Aprilia continued this trend, taking advantage of lighter minimum weights with the introduction of their RS Cube MotoGP bike which features three cylinders in an inline triple layout, the bike had the fewest cylinders on the Grand Prix paddock.

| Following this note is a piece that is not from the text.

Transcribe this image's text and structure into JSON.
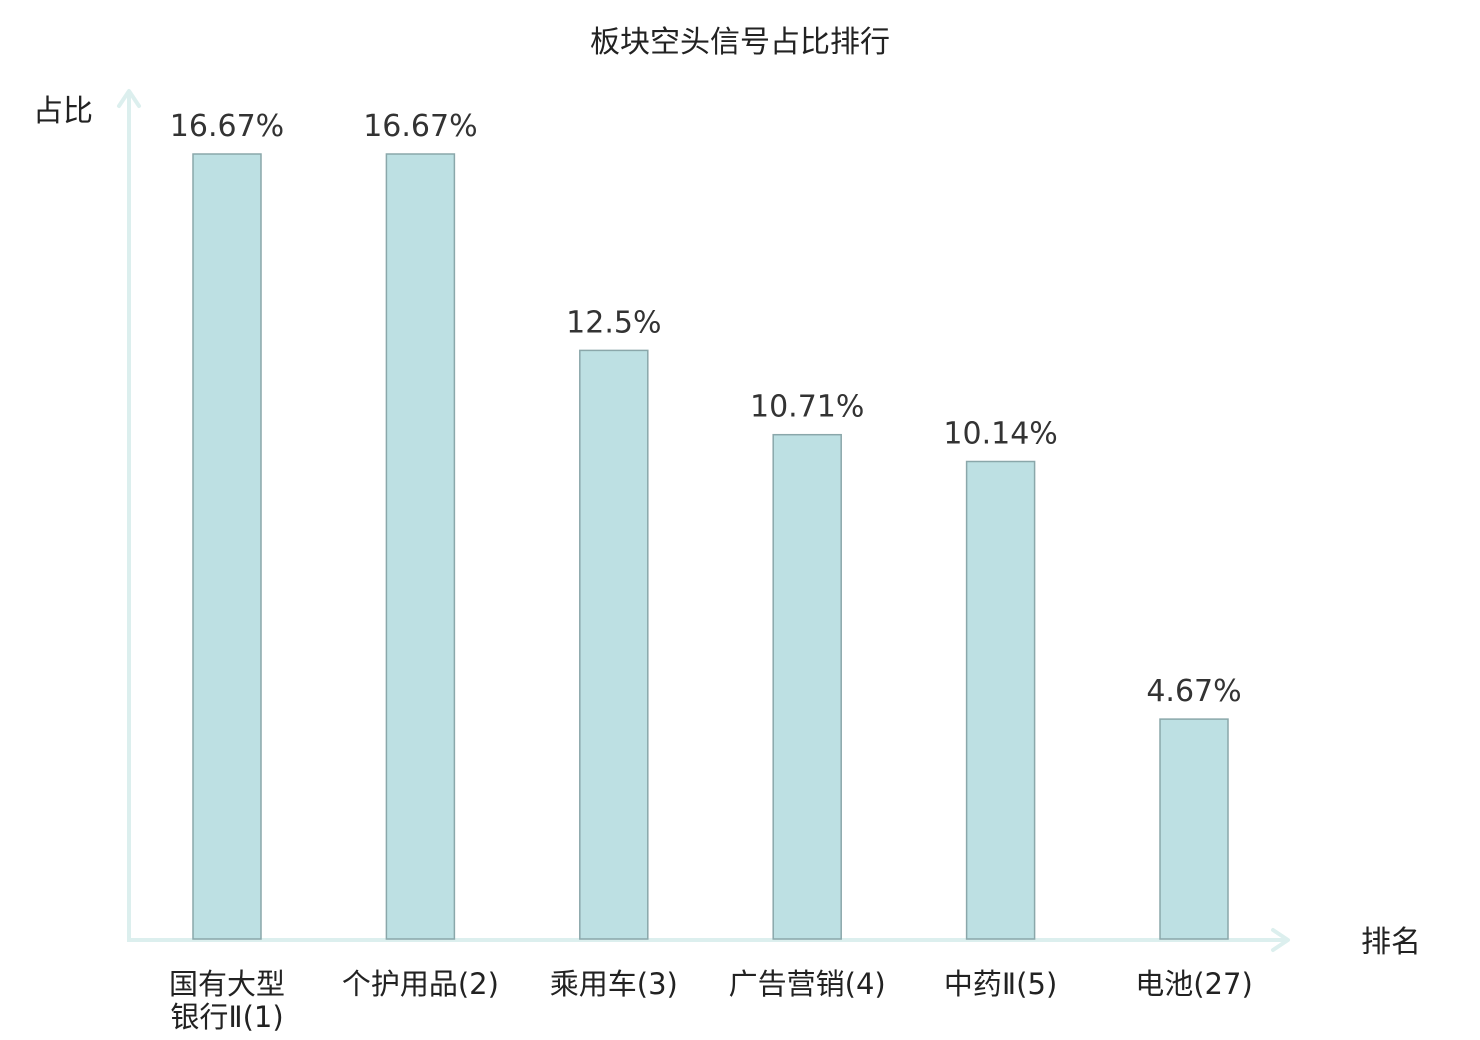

It also pioneered many advanced technologies including ride by wire throttle and pneumatic valve actuation systems.

== Partnerships ==

=== As "Aprilia Racing Technology" ===
From 2012 to 2014 Aprilia supplied SBK-derived RSV4 bikes to Aspar Team, Paul Bird Motorsport and Speed Master.

=== As "Aprilia" ===
From to 2021, Aprilia partnered with Gresini Racing as a factory-supported independent team.

Since 2024, Trackhouse Racing has been Aprilia's satellite team.